New Report: Protecting Consumers One Year After Equifax Breach

Media Contacts
Emily Rusch

Vice President and Senior Director of State Offices, The Public Interest Network

CALPIRG Education Fund

Exactly one year ago tomorrow, Equifax announced that hackers had breached its system and accessed the data of nearly 150 million U.S. consumers. To mark the anniversary of that notorious announcement, CALPIRG Education Fund is releasing a new report containing suggestions on how Congress, state officials and consumers can safeguard personal information.

“One year after announcing the worst data breach in history weeks after it knew about it, Equifax has yet to pay a price or provide consumers with the information and tools they need to adequately protect themselves,” said Emily Rusch, executive director of CALPIRG. “This may not have been the biggest breach ever, but it’s the worst, because Equifax’s carelessness made it easier for bad guys to steal the identities of nearly 150 million consumers.” 

The report, Equifax Breach: 1 Year Later – How to Protect Yourself Against ID Theft & Hold Equifax Accountable, includes the following features:

●   A recap of the main governmental and civil actions against Equifax over the last year (which have so far failed to hold the company accountable).

●   New materials, including charts and checklists, to help consumers understand how to best protect themselves against the very real threats of identity theft for the rest of their lives.

●   A case for why we need both oversight and financial consequences to prevent future large-scale breaches.

The report contains charts, checklists and other tips to help consumers prevent and detect the types of identity theft and fraud made possible by the Equifax breach:

●      Existing Account Fraud: Check your monthly credit card and bank statements.

●      New Account Fraud (including cell phone, credit card, loan, and utilities): Get credit freezes at all three nationwide credit bureaus — Equifax, Experian, and TransUnion. A new federal law will eliminate fees for those credit freezes for consumers on September 21st, 2018.

●   Tax Refund Fraud: File your taxes as soon as possible, before thieves do. Also, if you qualify, get an Identity Protection (IP) PIN.

●   Social Security Benefits Fraud: Sign up for your “my Social Security” (MySSA) account before thieves claim it and change your direct deposit info to their own checking accounts.

●   Health Care Services / Medical Benefits Fraud: Sign up for online accounts with your health care and insurance providers to periodically check for any fraudulent services on your statements.

●   Other Fraudulent Activity: Check your free annual consumer reports with companies that specialize in collecting information often misused by criminals.

●   Phishing Scams: Ignore unsolicited requests for personal information by email, links, phone calls, pop-up windows, or text messages.

The report also highlights the need for both penalties against and new oversight of Equifax to compensate the victims and prevent future breaches of this scale. Earlier this year, the California Department of Business Oversight and seven other states reached an agreement with Equifax to fix weaknesses in its data security operations. That’s a good start for the government oversight that big data aggregators like Equifax need. But state and federal officials have yet to fine Equifax for their egregious mistake, and few consumers have received any compensation for the time and cost of the increased threat that our personal data will fall into the hands of thieves – a threat that will stick with many of us for the rest of our lives.

The good news is that the California Consumer Privacy Act, signed into law earlier this summer, will help future consumers hold companies accountable when they are negligent with our data and we are victims of a breach. Unfortunately though, the law doesn’t apply retroactively to the Equifax breach.

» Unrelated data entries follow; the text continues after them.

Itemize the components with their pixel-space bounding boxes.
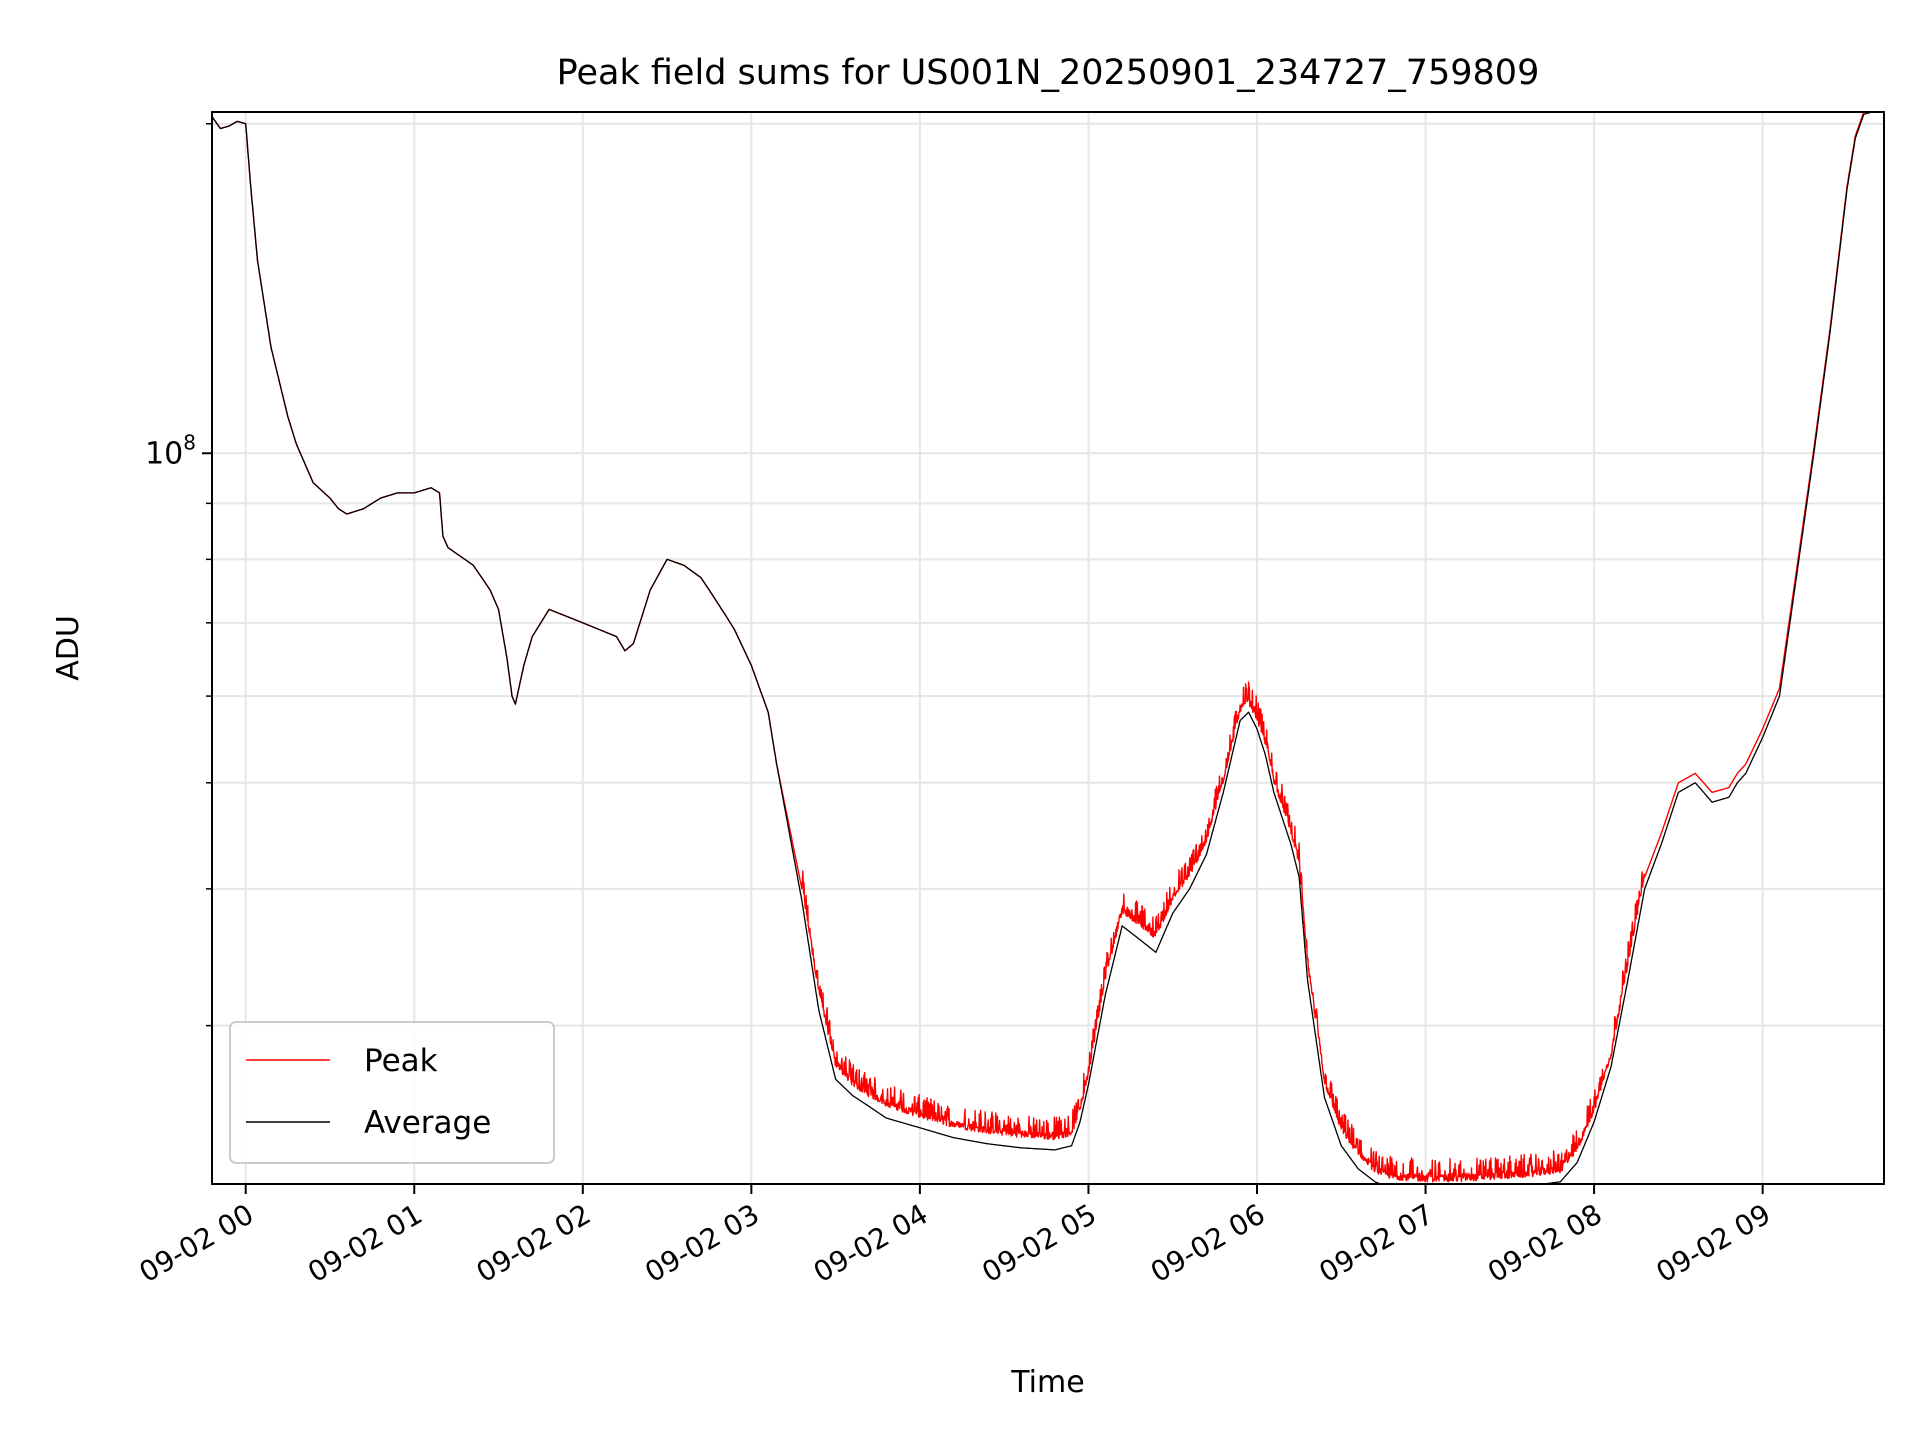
legend: Peak Average [229,1021,555,1164]
y-axis: 108 [145,122,212,1027]
series-line-average [212,112,1875,1184]
legend-label-average: Average [364,1105,491,1141]
plot-frame [211,111,1885,1185]
chart-title: Peak field sums for US001N_20250901_2347… [557,53,1540,93]
y-tick-label-base: 10 [145,436,183,471]
x-axis-label: Time [1010,1365,1084,1400]
legend-box [229,1021,555,1164]
series-layer [212,112,1875,1184]
y-tick-label-exponent: 8 [183,430,196,454]
y-tick-label: 108 [145,430,196,471]
legend-label-peak: Peak [364,1043,438,1079]
y-axis-label: ADU [51,615,86,681]
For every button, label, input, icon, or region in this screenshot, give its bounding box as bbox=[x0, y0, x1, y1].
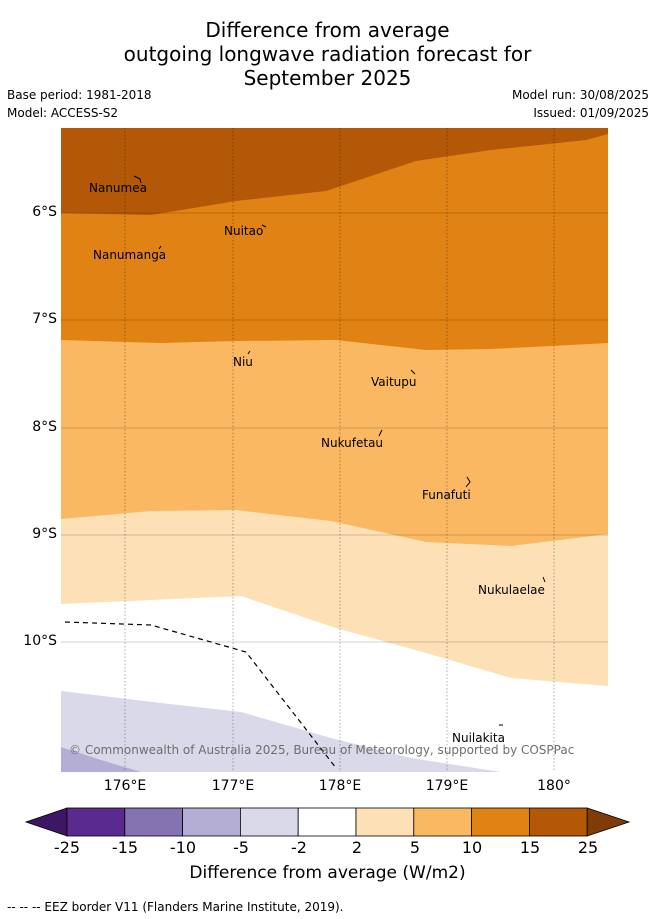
eez-border-line bbox=[64, 621, 337, 769]
lat-label-8s: 8°S bbox=[32, 419, 57, 435]
colorbar: -25 -15 -10 -5 -2 2 5 10 15 25 bbox=[24, 807, 631, 857]
colorbar-segment bbox=[124, 807, 184, 837]
colorbar-tick: -5 bbox=[233, 838, 249, 857]
lon-label-179e: 179°E bbox=[425, 778, 469, 794]
model-name: Model: ACCESS-S2 bbox=[7, 106, 119, 120]
colorbar-segment bbox=[66, 807, 126, 837]
place-label-nanumea: Nanumea bbox=[89, 181, 147, 195]
place-label-vaitupu: Vaitupu bbox=[371, 375, 417, 389]
place-label-funafuti: Funafuti bbox=[422, 488, 471, 502]
zone-minus-10-to-minus-5 bbox=[61, 747, 141, 772]
colorbar-segment bbox=[471, 807, 530, 837]
colorbar-arrow-max bbox=[586, 807, 631, 837]
lat-label-6s: 6°S bbox=[32, 204, 57, 220]
colorbar-ticks: -25 -15 -10 -5 -2 2 5 10 15 25 bbox=[54, 838, 598, 857]
colorbar-arrow-min bbox=[24, 807, 68, 837]
colorbar-tick: -25 bbox=[54, 838, 80, 857]
place-label-nanumanga: Nanumanga bbox=[93, 248, 166, 262]
title-line-1: Difference from average bbox=[205, 18, 450, 42]
colorbar-tick: -2 bbox=[291, 838, 307, 857]
lat-label-7s: 7°S bbox=[32, 311, 57, 327]
colorbar-segment bbox=[413, 807, 472, 837]
base-period: Base period: 1981-2018 bbox=[7, 88, 152, 102]
colorbar-tick: 5 bbox=[410, 838, 420, 857]
colorbar-segment bbox=[239, 807, 299, 837]
colorbar-tick: 15 bbox=[520, 838, 540, 857]
colorbar-segments bbox=[24, 807, 631, 837]
place-label-nuilakita: Nuilakita bbox=[452, 731, 505, 745]
map-title: Difference from average outgoing longwav… bbox=[0, 18, 655, 90]
colorbar-segment bbox=[529, 807, 588, 837]
zone-minus-5-to-minus-2 bbox=[61, 691, 501, 772]
gridlines-longitude bbox=[124, 128, 555, 772]
colorbar-tick: -10 bbox=[170, 838, 196, 857]
colorbar-segment bbox=[182, 807, 241, 837]
forecast-map[interactable]: Nanumea Nuitao Nanumanga Niu Vaitupu Nuk… bbox=[61, 128, 608, 772]
colorbar-tick: 10 bbox=[462, 838, 482, 857]
colorbar-tick: 2 bbox=[352, 838, 362, 857]
lon-label-178e: 178°E bbox=[318, 778, 362, 794]
colorbar-segment bbox=[297, 807, 357, 837]
gridlines-latitude bbox=[61, 212, 608, 643]
place-label-nukulaelae: Nukulaelae bbox=[478, 583, 545, 597]
lon-label-177e: 177°E bbox=[211, 778, 255, 794]
eez-footer-note: -- -- -- EEZ border V11 (Flanders Marine… bbox=[7, 900, 344, 914]
colorbar-label: Difference from average (W/m2) bbox=[189, 863, 466, 883]
colorbar-tick: 25 bbox=[578, 838, 598, 857]
title-line-2: outgoing longwave radiation forecast for bbox=[123, 42, 532, 66]
colorbar-segment bbox=[355, 807, 415, 837]
place-label-nuitao: Nuitao bbox=[224, 224, 263, 238]
title-line-3: September 2025 bbox=[243, 66, 412, 90]
issued-date: Issued: 01/09/2025 bbox=[533, 106, 649, 120]
lat-label-10s: 10°S bbox=[23, 633, 57, 649]
place-label-niu: Niu bbox=[233, 355, 253, 369]
copyright-notice: © Commonwealth of Australia 2025, Bureau… bbox=[69, 743, 574, 757]
place-label-nukufetau: Nukufetau bbox=[321, 436, 383, 450]
colorbar-tick: -15 bbox=[112, 838, 138, 857]
island-shapes bbox=[133, 175, 546, 726]
model-run: Model run: 30/08/2025 bbox=[511, 88, 649, 102]
lat-label-9s: 9°S bbox=[32, 526, 57, 542]
lon-label-180: 180° bbox=[537, 778, 571, 794]
lon-label-176e: 176°E bbox=[103, 778, 147, 794]
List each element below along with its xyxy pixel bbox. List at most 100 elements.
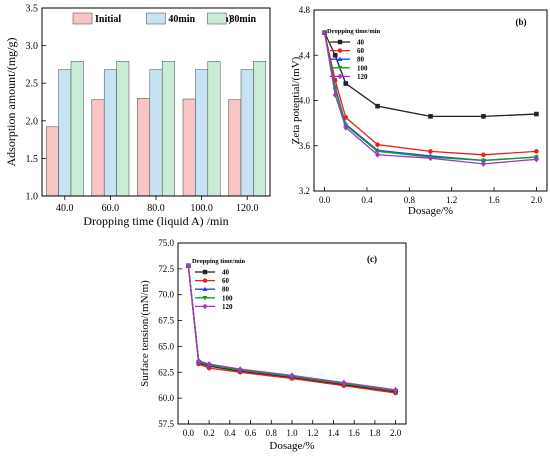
bar [149,69,163,197]
bar [228,99,242,197]
plot-frame [313,9,548,192]
y-tick-label: 60.0 [158,393,174,403]
panel-a: 40.0 60.0 80.0 100.0 120.0 1.0 1.5 2.0 2.5 3.0 3.5… [4,4,271,228]
series-line [187,265,396,392]
legend-marker [202,303,208,310]
legend-marker [337,73,343,80]
y-tick-label: 57.5 [158,419,174,429]
y-tick-label: 4.0 [299,96,311,106]
x-tick-label: 2.0 [390,428,402,438]
y-tick-label: 4.4 [299,50,311,60]
y-tick-label: 2.0 [26,116,39,127]
legend-marker [202,278,208,283]
bar [195,69,209,197]
x-tick-label: 80.0 [147,203,165,214]
legend-label: 40 [222,269,230,277]
series-line [187,265,396,392]
x-tick-label: 0.4 [361,195,373,205]
y-tick-label: 3.5 [26,4,39,15]
legend-label: Initial [95,14,121,25]
x-axis-label: Dosage/% [269,440,314,452]
data-point [196,357,202,364]
y-axis-label: Adsorption amount/(mg/g) [4,38,18,167]
y-tick-label: 1.5 [26,154,39,165]
data-point [341,379,347,386]
data-point [393,386,399,393]
x-tick-label: 0.0 [183,428,195,438]
x-tick-label: 1.2 [307,428,318,438]
bar [91,99,105,197]
panel-label: (c) [367,254,377,264]
legend-marker [337,39,343,45]
y-tick-label: 70.0 [158,290,174,300]
bar [253,61,267,197]
legend-marker [337,48,343,53]
legend-title: Dropping time/min [327,28,381,35]
y-tick-label: 2.5 [26,79,39,90]
legend-marker [337,56,343,61]
x-tick-label: 1.8 [369,428,381,438]
data-point [332,91,338,98]
plot-frame [177,242,407,425]
bar [207,61,221,197]
x-tick-label: 1.0 [286,428,298,438]
data-point [375,142,380,147]
legend-swatch [72,12,93,25]
y-tick-label: 67.5 [158,316,174,326]
x-tick-label: 60.0 [102,203,120,214]
x-tick-label: 1.4 [328,428,340,438]
x-tick-label: 120.0 [236,203,259,214]
data-point [375,151,381,158]
x-tick-label: 0.0 [319,195,331,205]
data-point [428,114,433,119]
data-point [343,124,349,131]
legend-marker [337,66,343,71]
x-tick-label: 0.8 [404,195,416,205]
x-tick-label: 0.4 [224,428,236,438]
data-point [343,81,349,86]
y-tick-label: 62.5 [158,367,174,377]
x-axis-label: Dosage/% [408,205,453,217]
panel-c: 0.0 0.2 0.4 0.6 0.8 1.0 1.2 1.4 1.6 1.8 2.0 57.5 60.… [139,238,407,452]
data-point [534,149,539,154]
legend-label: 120 [222,303,233,311]
data-point [427,155,434,162]
data-point [206,361,212,368]
bar [240,69,254,197]
legend-marker [202,269,208,275]
x-tick-label: 1.6 [349,428,361,438]
bar [45,126,59,197]
data-point [332,52,338,58]
legend-label: 60 [222,277,230,285]
legend-label: 100 [357,64,368,72]
panel-b: 0.0 0.4 0.8 1.2 1.6 2.0 3.2 3.6 4.0 4.4 4.8 Dosage/… [290,5,548,217]
y-tick-label: 75.0 [158,238,174,248]
bar [182,98,196,197]
legend-marker [202,296,208,301]
data-point [185,262,191,269]
panel-label: (b) [516,17,527,27]
y-tick-label: 1.0 [26,192,39,203]
y-tick-label: 3.2 [299,186,310,196]
x-tick-label: 2.0 [531,195,543,205]
x-tick-label: 0.8 [266,428,278,438]
data-point [237,366,243,373]
legend-label: 60 [357,47,365,55]
series-line [187,265,396,391]
legend-title: Dropping time/min [192,258,246,265]
x-tick-label: 1.6 [488,195,500,205]
plot-frame [41,7,271,197]
data-point [534,111,539,117]
legend-swatch [207,12,227,25]
legend-label: 80min [229,14,256,25]
y-tick-label: 4.8 [299,5,311,15]
legend-label: 40 [357,39,365,47]
data-point [206,365,212,371]
legend-label: 40min [168,14,195,25]
y-tick-label: 3.0 [26,41,39,52]
data-point [322,29,328,36]
data-point [481,114,486,119]
data-point [428,149,433,154]
data-point [481,152,486,158]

“Ultimately, we are not the customers of Equifax or the other credit bureaus. We are their product. We did not ask or give them permission to collect or sell our personal information,” said Rusch. “We urge state and federal officials to levy hefty fines on Equifax to help encourage them and other companies to do a better job keeping our data secure. And we urge state and federal officials to give consumers even more control over who is able to buy, sell and store our own data, to better empower consumers to prevent fraud and identity theft.”


CALPIRG Education Fund is an independent, non-partisan group that works for consumers and the public interest. Through research, public education and outreach, we serve as counterweights to the influence of powerful special interests that threaten our health, safety, or well-being.